Les requérants d'asile érythréens déboutés ne peuvent pas être renvoyés car l'Erythrée refuse les rapatriements forcés. Ces personnes restent donc en Suisse et vivent aux frais de l'aide sociale, a souligné le motionnaire.
Et d'ajouter qu'ils occupent en outre des places d'hébergement qui devraient revenir aux personnes qui ont réellement besoin de protection. A fin janvier, 328 ressortissants érythréens étaient tenus de quitter la Suisse, selon les chiffres du Secrétariat d'Etat aux migrations.
Il s'agit de mettre en place un mécanisme de renvoi prévoyant notamment une compensation financière pour le pays retenu. Le Rwanda pourrait être un partenaire potentiel, selon le Lucernois. Une fois dans le pays tiers, les requérants déboutés pourraient rentrer dans leur pays d'origine, rester dans le pays tiers ou encore s'installer dans un autre pays de la région.

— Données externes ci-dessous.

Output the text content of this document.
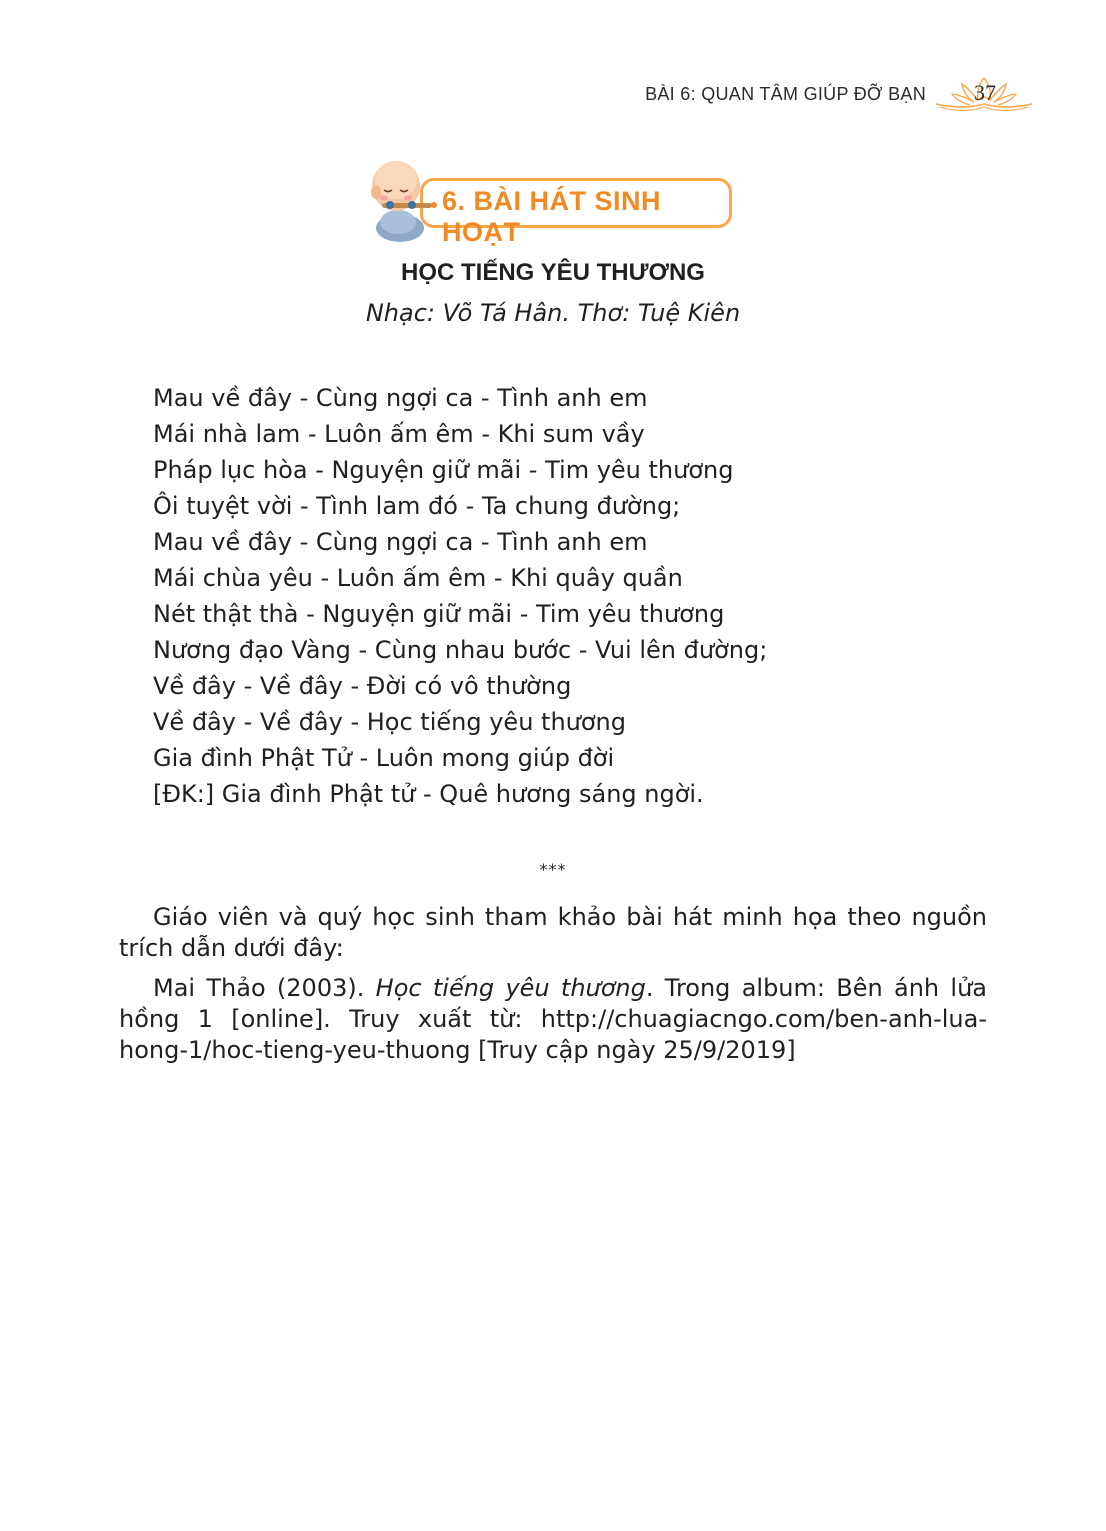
BÀI 6: QUAN TÂM GIÚP ĐỠ BẠN 37
6. BÀI HÁT SINH HOẠT
HỌC TIẾNG YÊU THƯƠNG
Nhạc: Võ Tá Hân. Thơ: Tuệ Kiên
Mau về đây - Cùng ngợi ca - Tình anh em
Mái nhà lam - Luôn ấm êm - Khi sum vầy
Pháp lục hòa - Nguyện giữ mãi - Tim yêu thương
Ôi tuyệt vời - Tình lam đó - Ta chung đường;
Mau về đây - Cùng ngợi ca - Tình anh em
Mái chùa yêu - Luôn ấm êm - Khi quây quần
Nét thật thà - Nguyện giữ mãi - Tim yêu thương
Nương đạo Vàng - Cùng nhau bước - Vui lên đường;
Về đây - Về đây - Đời có vô thường
Về đây - Về đây - Học tiếng yêu thương
Gia đình Phật Tử - Luôn mong giúp đời
[ĐK:] Gia đình Phật tử - Quê hương sáng ngời.
***
Giáo viên và quý học sinh tham khảo bài hát minh họa theo nguồn trích dẫn dưới đây:
Mai Thảo (2003). Học tiếng yêu thương. Trong album: Bên ánh lửa hồng 1 [online]. Truy xuất từ: http://chuagiacngo.com/ben-anh-lua-hong-1/hoc-tieng-yeu-thuong [Truy cập ngày 25/9/2019]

M. Müller a tenu à préciser que la motion ne demande pas que la Suisse externalise ses procédures d'asile à l'étranger. Elle ne concerne que les ressortissants érythréens déboutés qui n'ont pas besoin de la protection de la Suisse. Pour Marco Chiesa (UDC/TI), il faudrait justement délocaliser les demandes d'asile. Même si la motion ne va pas assez loin, c'est un "premier pas".
Pas réalisable
Même s'il s'est dit conscient de la problématique, le gouvernement était opposé au texte. D'une part, cela ne concernerait qu'un nombre relativement restreint de personnes.
D'autre part, un tel projet n'est pas réalisable pour le moment pour des raisons tant pratiques que légales, a relevé la ministre de la justice Elisabeth Baume-Schneider. Les requérants d'asile déboutés ne peuvent notamment être envoyés dans un pays tiers que s'ils ont un lien avec ce pays. De plus, aucun partenaire de l'espace Schengen ne procède à des renvois forcés vers des pays tiers, a précisé la Jurassienne.
Depuis 2017, les demandes d'asile érythréennes sont secondaires, c'est-à-dire qu'elles concernent principalement les bébés nés en Suisse, a fait valoir Lisa Mazzone (Vert-e-s/GE). Et d'ajouter que l'écrasante majorité des demandes reçoivent un statut de protection.
"On parle de 328 personnes, qui sont en Suisse depuis longtemps. Si vous êtes préoccupés par la situation de l'aide sociale, permettez-leur de travailler", a-t-elle lancé, en vain.
Le Conseil national doit encore se prononcer.